Friend: I like your blush
Me: Thanks, it’s called Panic Attack
I learned all my flirting from lizards so I just do a bunch of really fast pushups when I see a cute lizard.
I wish my seven-year-old daughter would stop using air quotes whenever she calls me “Dad.”
It wouldn’t be appropriate for me to comment further but that’s not going to stop me.
nothing is funny anymore becuase nothing is normal anymore. i saw a pigeon on the subway today and thought “how did a pigeon make $2.75”
My goal weight is getting a magician to saw me in half.
ME: Oh, Sky Butler, help me in my hour of need.
GOD: I told you to stop calling me that.
ME: Okay, but I can’t find my keys.
Me: Do you ever have one of those days where you just want to stay in the shower?
All other inmates (in unison): No.
[new guy gets shown around the office]
Me: Hi, I’m Dave
New guy: oh are you the Dave who loves cycling or the Dave who makes up random facts in the hope nobody will check them out?
Me: no, I’m the Dave whose grandfather invented suitcases
horse: hey, steve. how’s it going?
deer: hi, deborah. same crap, different day
I just hope Matrix Resurrections ends with Neo teaching Agent Smith the true meaning of Christmas.
*puts wine in cart*
*crosses “wine” off the list my wife gave me*
*puts more wine in cart*
*crosses “more wine” off the list my wife gave me*
so yesterday i gave my number to a cute guy in the dining hall… LMFAOOO
Me: My son is pathologically literal.
“Perhaps he should see a child psychiatrist?”
Me: I think we’ll try an adult doctor first thanks.
Coffee in the morning
More coffee at night
Coffee in the afternoon
Unless you wanna fight
I always watch Goldeneye before cooking a microwave meal…

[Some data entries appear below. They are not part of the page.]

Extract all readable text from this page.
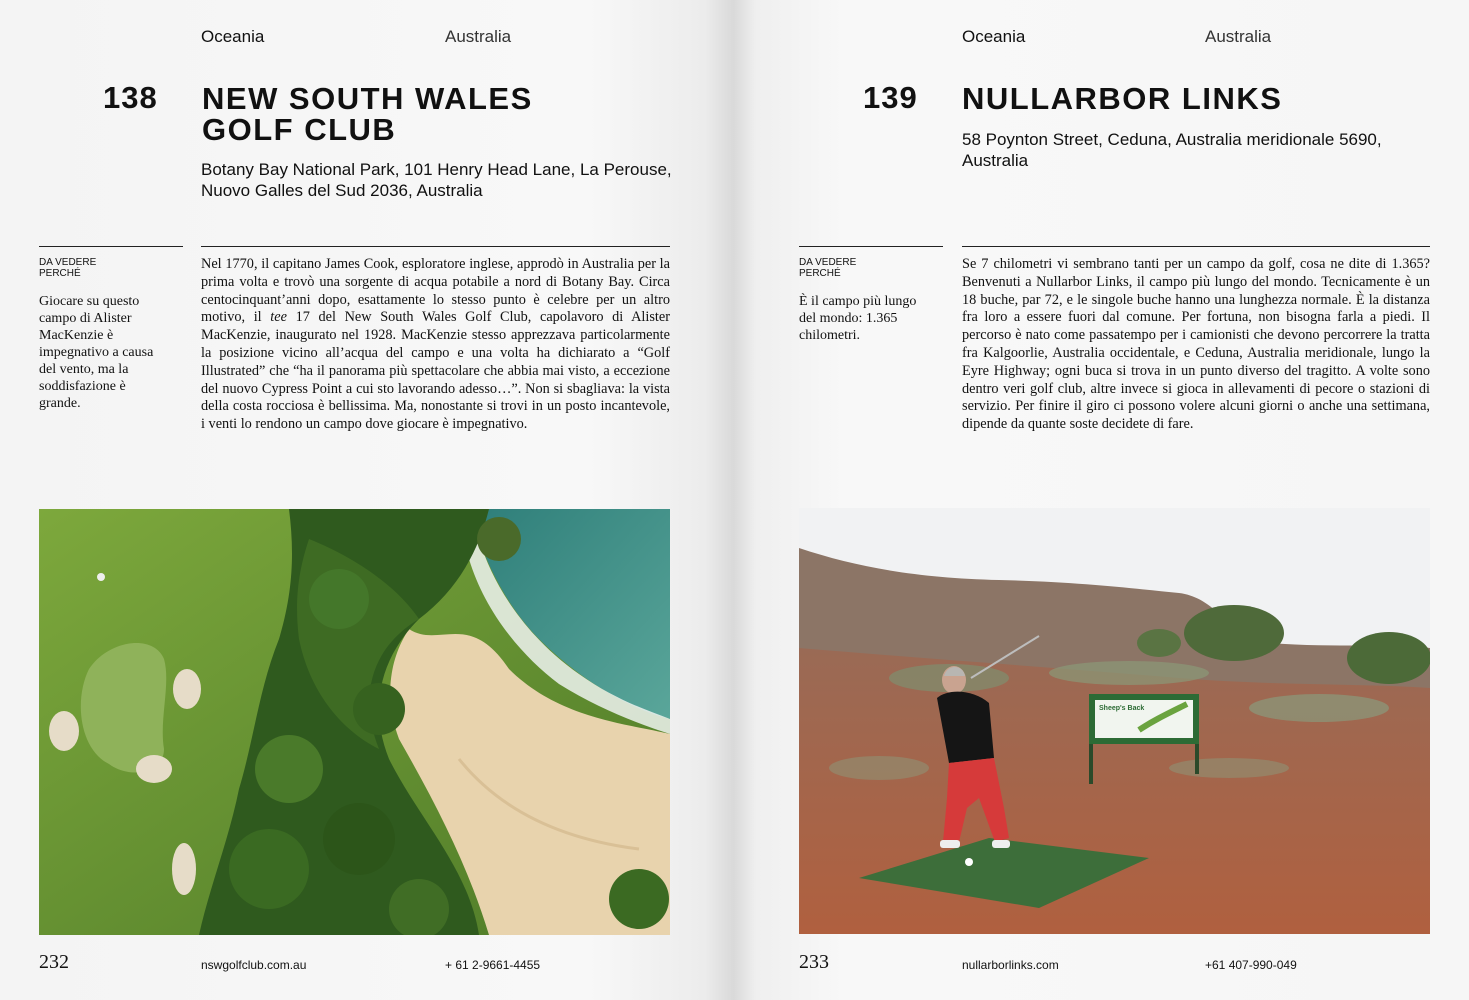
Oceania	Australia
138 NEW SOUTH WALES
GOLF CLUB
Botany Bay National Park, 101 Henry Head Lane, La Perouse,
Nuovo Galles del Sud 2036, Australia
DA VEDERE
PERCHÉ
Giocare su questo campo di Alister MacKenzie è impegnativo a causa del vento, ma la soddisfazione è grande.
Nel 1770, il capitano James Cook, esploratore inglese, approdò in Australia per la prima volta e trovò una sorgente di acqua potabile a nord di Botany Bay. Circa centocinquant’anni dopo, esattamente lo stesso punto è celebre per un altro motivo, il tee 17 del New South Wales Golf Club, capolavoro di Alister MacKenzie, inaugurato nel 1928. MacKenzie stesso apprezzava particolarmente la posizione vicino all’acqua del campo e una volta ha dichiarato a “Golf Illustrated” che “ha il panorama più spettacolare che abbia mai visto, a eccezione del nuovo Cypress Point a cui sto lavorando adesso…”. Non si sbagliava: la vista della costa rocciosa è bellissima. Ma, nonostante si trovi in un posto incantevole, i venti lo rendono un campo dove giocare è impegnativo.
232	nswgolfclub.com.au	+ 61 2-9661-4455
Oceania	Australia
139 NULLARBOR LINKS
58 Poynton Street, Ceduna, Australia meridionale 5690,
Australia
DA VEDERE
PERCHÉ
È il campo più lungo del mondo: 1.365 chilometri.
Se 7 chilometri vi sembrano tanti per un campo da golf, cosa ne dite di 1.365? Benvenuti a Nullarbor Links, il campo più lungo del mondo. Tecnicamente è un 18 buche, par 72, e le singole buche hanno una lunghezza normale. È la distanza fra loro a essere fuori dal comune. Per fortuna, non bisogna farla a piedi. Il percorso è nato come passatempo per i camionisti che devono percorrere la tratta fra Kalgoorlie, Australia occidentale, e Ceduna, Australia meridionale, lungo la Eyre Highway; ogni buca si trova in un punto diverso del tragitto. A volte sono dentro veri golf club, altre invece si gioca in allevamenti di pecore o stazioni di servizio. Per finire il giro ci possono volere alcuni giorni o anche una settimana, dipende da quante soste decidete di fare.
Sheep's Back
233	nullarborlinks.com	+61 407-990-049
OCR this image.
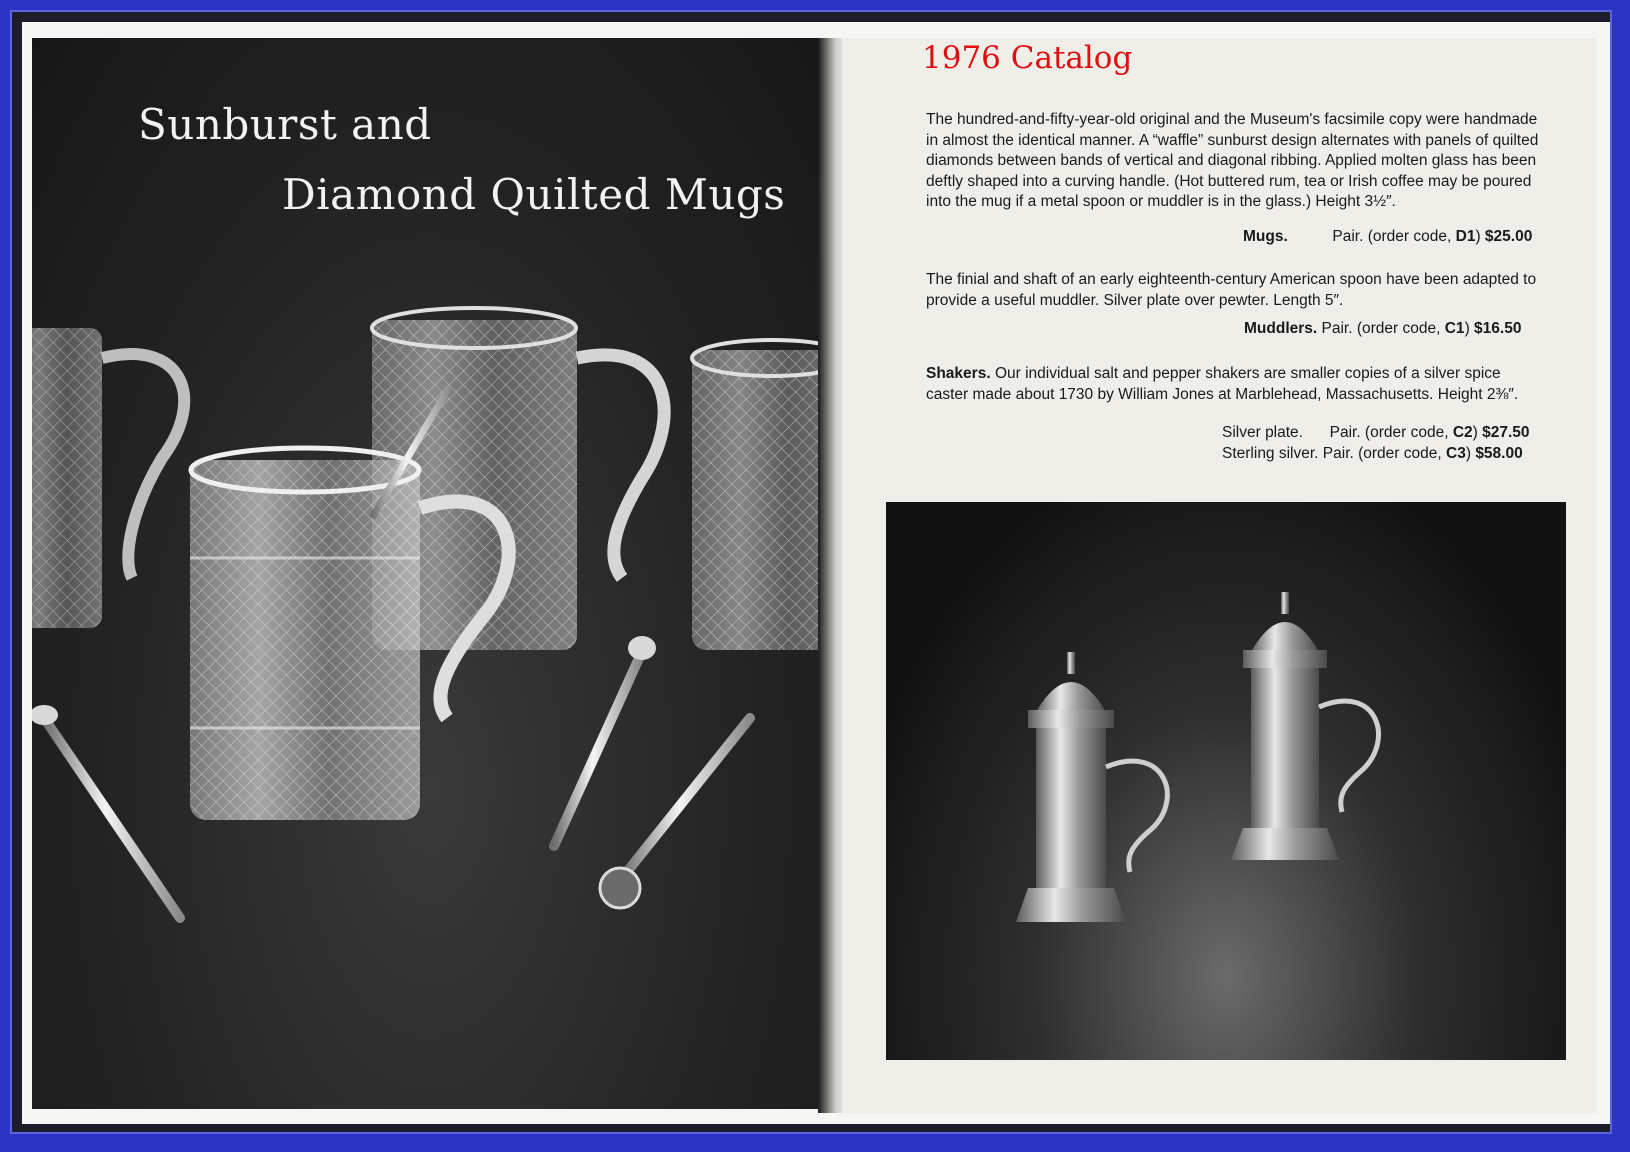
Sunburst and
Diamond Quilted Mugs
1976 Catalog
The hundred-and-fifty-year-old original and the Museum's facsimile copy were handmade in almost the identical manner. A “waffle” sunburst design alternates with panels of quilted diamonds between bands of vertical and diagonal ribbing. Applied molten glass has been deftly shaped into a curving handle. (Hot buttered rum, tea or Irish coffee may be poured into the mug if a metal spoon or muddler is in the glass.) Height 3½″.
Mugs.	Pair. (order code, D1) $25.00
The finial and shaft of an early eighteenth-century American spoon have been adapted to provide a useful muddler. Silver plate over pewter. Length 5″.
Muddlers. Pair. (order code, C1) $16.50
Shakers. Our individual salt and pepper shakers are smaller copies of a silver spice caster made about 1730 by William Jones at Marblehead, Massachusetts. Height 2⅜″.
Silver plate. Pair. (order code, C2) $27.50
Sterling silver. Pair. (order code, C3) $58.00
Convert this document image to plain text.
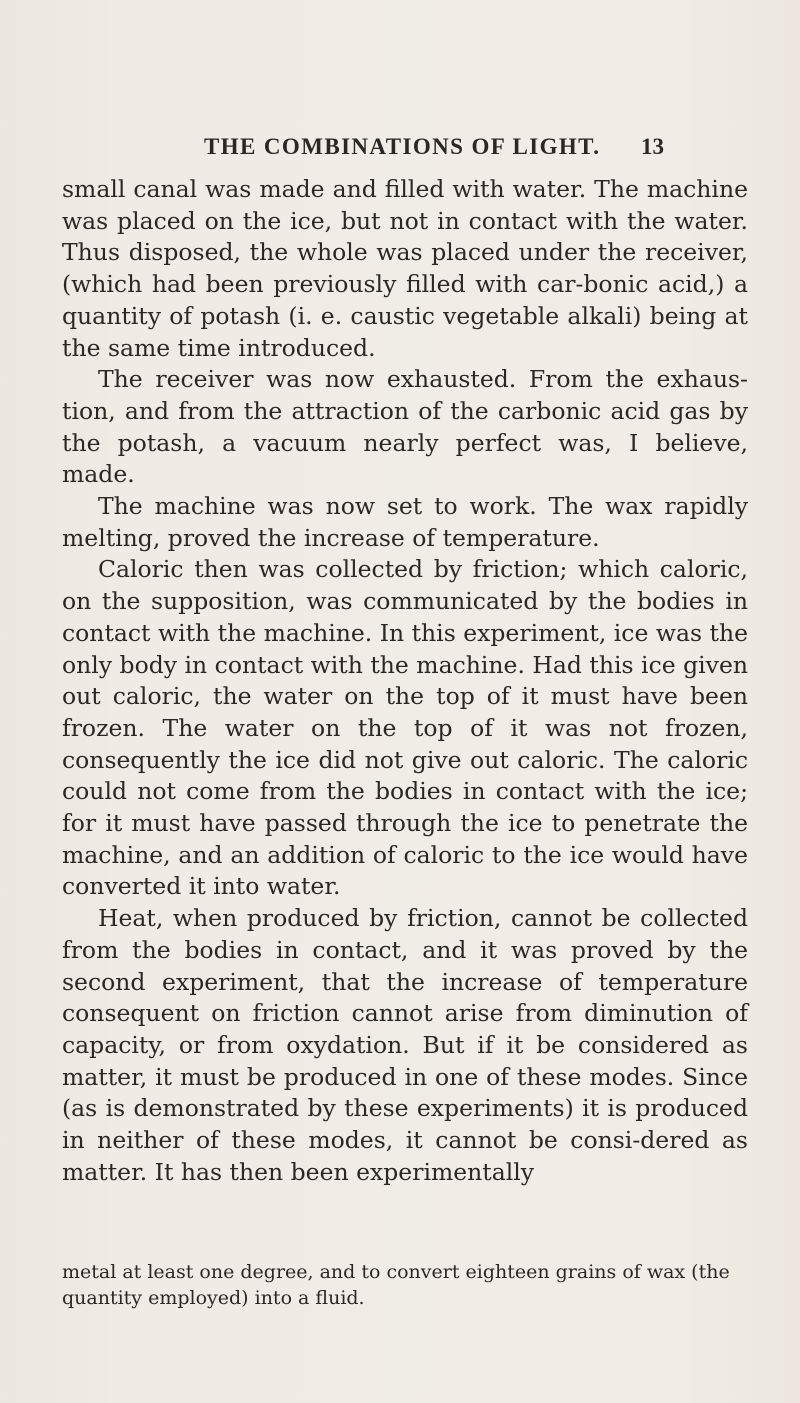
THE COMBINATIONS OF LIGHT. 13

small canal was made and filled with water. The machine was placed on the ice, but not in contact with the water. Thus disposed, the whole was placed under the receiver, (which had been previously filled with car-bonic acid,) a quantity of potash (i. e. caustic vegetable alkali) being at the same time introduced.

The receiver was now exhausted. From the exhaus-tion, and from the attraction of the carbonic acid gas by the potash, a vacuum nearly perfect was, I believe, made.

The machine was now set to work. The wax rapidly melting, proved the increase of temperature.

Caloric then was collected by friction; which caloric, on the supposition, was communicated by the bodies in contact with the machine. In this experiment, ice was the only body in contact with the machine. Had this ice given out caloric, the water on the top of it must have been frozen. The water on the top of it was not frozen, consequently the ice did not give out caloric. The caloric could not come from the bodies in contact with the ice; for it must have passed through the ice to penetrate the machine, and an addition of caloric to the ice would have converted it into water.

Heat, when produced by friction, cannot be collected from the bodies in contact, and it was proved by the second experiment, that the increase of temperature consequent on friction cannot arise from diminution of capacity, or from oxydation. But if it be considered as matter, it must be produced in one of these modes. Since (as is demonstrated by these experiments) it is produced in neither of these modes, it cannot be consi-dered as matter. It has then been experimentally

metal at least one degree, and to convert eighteen grains of wax (the quantity employed) into a fluid.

passport control: you don’t look anything like your picture
incredible hulk: THE FLIGHT WAS DELAYED
Have you found them?
“Not yet, sir.”
THEY’RE MUTANT TURTLES THAT DO KARATE. HOW HARD COULD IT BE?
“They wear tiny masks, sir.”
Couldn’t find my keys so I retraced my steps back to when I was a piece of phosphorescent algae floating in the primordial sea, and yep there they were
Interviewer: Where do you see yourself in five years?
Me: I’d say listening is my biggest weakness.
I see you posted a photograph of snow with the caption “it’s cold” could you tell me more about that
If history has taught me anything, it’s that the person with the loudest, wettest cough will always sit down beside me in a waiting room.
*drops ice cube*
*leaves it*
*steps on small puddle later while wearing socks*
I deserve this.
HEY TWITTER IF I WANTED 10,000 CHARACTERS THAT I WASN’T INTERESTED IN I WOULD START WATCHING GAME OF THRONES
Not sure why iPhoto doesn’t have a “that’s my ex, please stop” button
If you didn’t get called to a meeting with your 5-yr-old son’s principal because he was inviting girls to his “naked party,” you aren’t me.
Stand up. Yell, “I OBJECT!” Moonwalk past the bailiff out the side door, finger guns ablaze. PEW PEW PEW!
My Dyslexic Cat thinks she has ” P ” no. of lives.
If I could have dinner with anyone, dead and alive, it would definitely be Schrodinger’s cat.